What’s this all about? I’d only ever read about “fern trees.”
So now CO2 is the only thing that affects global climate?
Methinks the global-warming used-car salesmen are overplaying their hand.
Let’s see:
(a) “warming” induces greater growth of green-leafing plant life (longer temperature-beneficial growing season)
(b) greatly increasing growth of CO2 absorbing life which also tends to cool surface temperatures
therefore (a-global warming) + (b-more plant life) = (c)global cooling.
As satisfying as that simple statement is, it only works if the cycles of the Sun (which induce all major earth-temperature trends) are also ignored as if they have no affect on (a) to begin with, when in fact they have the largest affect.
A clear example of sneaking propaganda into what seems to be an otherwise factual story. All green leafed plant life absorbs carbon dioxide. Chlorophyll uses sunlight to convert CO2 to oxygen. Chlorophyll is what makes them green. The cooling statement is simply the authors opinion.
...until early profit-seeking proto-Republicans clear-cut these magnificent frond-tree forests, ignoring the heart-felt and eerily-prescient entreaties of early Democrats who wanted only to be good stewards of the earth for the benefit of future generations, etc., etc.
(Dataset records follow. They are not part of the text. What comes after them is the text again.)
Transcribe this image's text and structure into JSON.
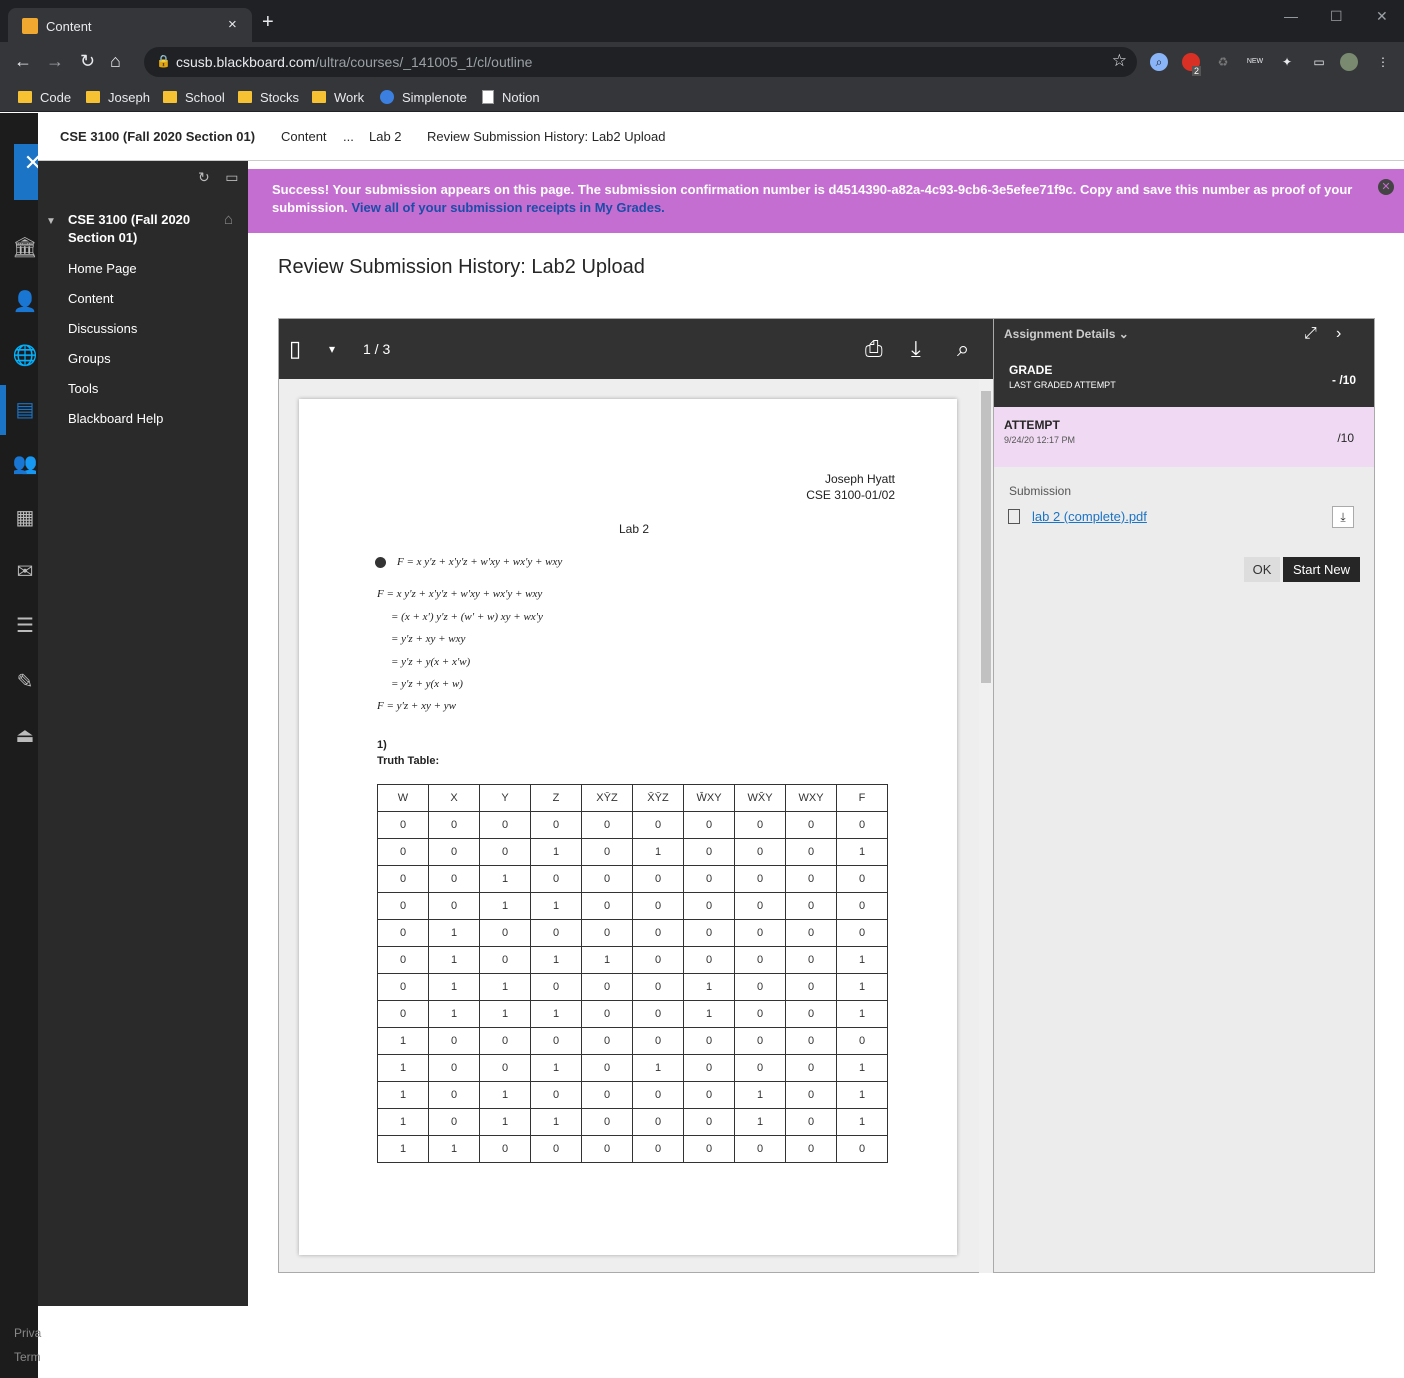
{
  "browser": {
    "tab_title": "Content",
    "tab_close": "×",
    "new_tab": "+",
    "url_host": "csusb.blackboard.com",
    "url_path": "/ultra/courses/_141005_1/cl/outline",
    "window_controls": [
      "—",
      "☐",
      "✕"
    ],
    "extension_badge": "2",
    "bookmarks": [
      {
        "label": "Code",
        "icon": "folder-icon"
      },
      {
        "label": "Joseph",
        "icon": "folder-icon"
      },
      {
        "label": "School",
        "icon": "folder-icon"
      },
      {
        "label": "Stocks",
        "icon": "folder-icon"
      },
      {
        "label": "Work",
        "icon": "folder-icon"
      },
      {
        "label": "Simplenote",
        "icon": "simplenote-icon"
      },
      {
        "label": "Notion",
        "icon": "notion-icon"
      }
    ]
  },
  "breadcrumb": {
    "course": "CSE 3100 (Fall 2020 Section 01)",
    "items": [
      "Content",
      "...",
      "Lab 2",
      "Review Submission History: Lab2 Upload"
    ]
  },
  "rail": {
    "close_glyph": "✕",
    "footer": [
      "Priva",
      "Term"
    ]
  },
  "sidebar": {
    "course_title": "CSE 3100 (Fall 2020 Section 01)",
    "items": [
      "Home Page",
      "Content",
      "Discussions",
      "Groups",
      "Tools",
      "Blackboard Help"
    ]
  },
  "success": {
    "message": "Success! Your submission appears on this page. The submission confirmation number is d4514390-a82a-4c93-9cb6-3e5efee71f9c. Copy and save this number as proof of your submission.",
    "link": "View all of your submission receipts in My Grades.",
    "close_glyph": "✕"
  },
  "page_title": "Review Submission History: Lab2 Upload",
  "viewer": {
    "page_indicator": "1 / 3",
    "document": {
      "author_name": "Joseph Hyatt",
      "author_course": "CSE 3100-01/02",
      "title": "Lab 2",
      "equation_top": "F = x y'z + x'y'z + w'xy + wx'y + wxy",
      "derivation": [
        "F = x y'z + x'y'z + w'xy + wx'y + wxy",
        "= (x + x') y'z + (w' + w) xy + wx'y",
        "= y'z + xy + wxy",
        "= y'z + y(x + x'w)",
        "= y'z + y(x + w)",
        "F = y'z + xy + yw"
      ],
      "question_number": "1)",
      "question_label": "Truth Table:",
      "truth_table": {
        "headers": [
          "W",
          "X",
          "Y",
          "Z",
          "XȲZ",
          "X̄ȲZ",
          "W̄XY",
          "WX̄Y",
          "WXY",
          "F"
        ],
        "rows": [
          [
            "0",
            "0",
            "0",
            "0",
            "0",
            "0",
            "0",
            "0",
            "0",
            "0"
          ],
          [
            "0",
            "0",
            "0",
            "1",
            "0",
            "1",
            "0",
            "0",
            "0",
            "1"
          ],
          [
            "0",
            "0",
            "1",
            "0",
            "0",
            "0",
            "0",
            "0",
            "0",
            "0"
          ],
          [
            "0",
            "0",
            "1",
            "1",
            "0",
            "0",
            "0",
            "0",
            "0",
            "0"
          ],
          [
            "0",
            "1",
            "0",
            "0",
            "0",
            "0",
            "0",
            "0",
            "0",
            "0"
          ],
          [
            "0",
            "1",
            "0",
            "1",
            "1",
            "0",
            "0",
            "0",
            "0",
            "1"
          ],
          [
            "0",
            "1",
            "1",
            "0",
            "0",
            "0",
            "1",
            "0",
            "0",
            "1"
          ],
          [
            "0",
            "1",
            "1",
            "1",
            "0",
            "0",
            "1",
            "0",
            "0",
            "1"
          ],
          [
            "1",
            "0",
            "0",
            "0",
            "0",
            "0",
            "0",
            "0",
            "0",
            "0"
          ],
          [
            "1",
            "0",
            "0",
            "1",
            "0",
            "1",
            "0",
            "0",
            "0",
            "1"
          ],
          [
            "1",
            "0",
            "1",
            "0",
            "0",
            "0",
            "0",
            "1",
            "0",
            "1"
          ],
          [
            "1",
            "0",
            "1",
            "1",
            "0",
            "0",
            "0",
            "1",
            "0",
            "1"
          ],
          [
            "1",
            "1",
            "0",
            "0",
            "0",
            "0",
            "0",
            "0",
            "0",
            "0"
          ]
        ]
      }
    }
  },
  "panel": {
    "header": "Assignment Details",
    "grade_label": "GRADE",
    "grade_sub": "LAST GRADED ATTEMPT",
    "grade_value": "- /10",
    "attempt_label": "ATTEMPT",
    "attempt_date": "9/24/20 12:17 PM",
    "attempt_value": "/10",
    "submission_label": "Submission",
    "file_name": "lab 2 (complete).pdf",
    "ok_label": "OK",
    "start_new_label": "Start New"
  }
}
Id only ever read about fern trees.
Kewl, I always wondered where they broadcast “Fernwood Tonight” from, didn’t know it was New York.
Archaeopteris was a very different beast from Wattieza. It was conifer-like, had leafy twigs, a large root systems and long-lived branches that grew from the side of the trunk.
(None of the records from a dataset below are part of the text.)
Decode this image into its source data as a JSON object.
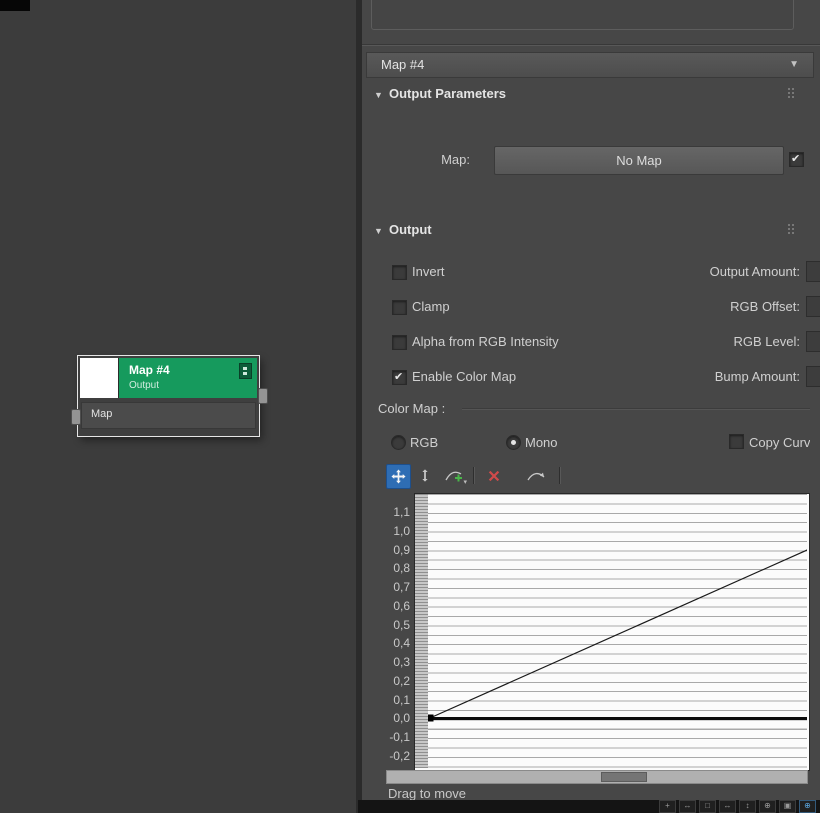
{
  "colors": {
    "node_green": "#169a5d",
    "toolbar_active_blue": "#2e6db4",
    "delete_red": "#cf4a4a",
    "add_green": "#49b549"
  },
  "node_editor": {
    "node": {
      "title": "Map #4",
      "subtitle": "Output",
      "slot": "Map"
    }
  },
  "panel": {
    "selector": {
      "value": "Map #4"
    },
    "output_parameters": {
      "title": "Output Parameters",
      "map_label": "Map:",
      "map_button": "No Map",
      "map_enabled": true
    },
    "output": {
      "title": "Output",
      "checkboxes": [
        {
          "label": "Invert",
          "checked": false
        },
        {
          "label": "Clamp",
          "checked": false
        },
        {
          "label": "Alpha from RGB Intensity",
          "checked": false
        },
        {
          "label": "Enable Color Map",
          "checked": true
        }
      ],
      "spinners": [
        {
          "label": "Output Amount:"
        },
        {
          "label": "RGB Offset:"
        },
        {
          "label": "RGB Level:"
        },
        {
          "label": "Bump Amount:"
        }
      ],
      "color_map": {
        "label": "Color Map :",
        "rgb": "RGB",
        "rgb_selected": false,
        "mono": "Mono",
        "mono_selected": true,
        "copy": "Copy Curv"
      }
    },
    "curve_editor": {
      "y_axis_labels": [
        "1,1",
        "1,0",
        "0,9",
        "0,8",
        "0,7",
        "0,6",
        "0,5",
        "0,4",
        "0,3",
        "0,2",
        "0,1",
        "0,0",
        "-0,1",
        "-0,2"
      ],
      "curve_points": [
        [
          0,
          0
        ],
        [
          1,
          1
        ]
      ],
      "hint": "Drag to move",
      "footer_icons": [
        {
          "name": "pan-icon",
          "glyph": "+"
        },
        {
          "name": "zoom-extents-horizontal-icon",
          "glyph": "↔"
        },
        {
          "name": "zoom-extents-icon",
          "glyph": "□"
        },
        {
          "name": "zoom-horizontal-icon",
          "glyph": "↔"
        },
        {
          "name": "zoom-vertical-icon",
          "glyph": "↕"
        },
        {
          "name": "zoom-icon",
          "glyph": "⊕"
        },
        {
          "name": "zoom-region-icon",
          "glyph": "▣"
        },
        {
          "name": "zoom-curve-icon",
          "glyph": "⊕"
        }
      ]
    }
  }
}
Confusing for a layperson as study shows the fern/spore Archaeopteris but then the “woody” Archaeopteris tree which is conifer like.
http://www.abc.net.au/science/news/stories/2007/1901623.htm
ABC’s science. ;)
“The cooling statement is simply the authors opinion”.
They think they can sneak this stuff by us! Thanks for pointing it out:)
And atop the oldest trees in New York were the oldest birds in New York...pigeons.
Spore you say?
A green leafed plants absorb it but rigid dense fronds are probably more efficient at storing it. Just like succulents are more efficient at storing water. Just guessing here.
I had to look very closely too but ArchaeopterEX is the feathered dino while apparently Archaeopteris is a tree.
So they sucked in CO^2, and exhaled that damned toxic, horridly reactive, habitat destroying O^2?
They suicidally turned the earth’s atmosphere from a Paradisiacal warm, reducing mixture, into an incredibly noxious, cooler oxidizing atmosphere?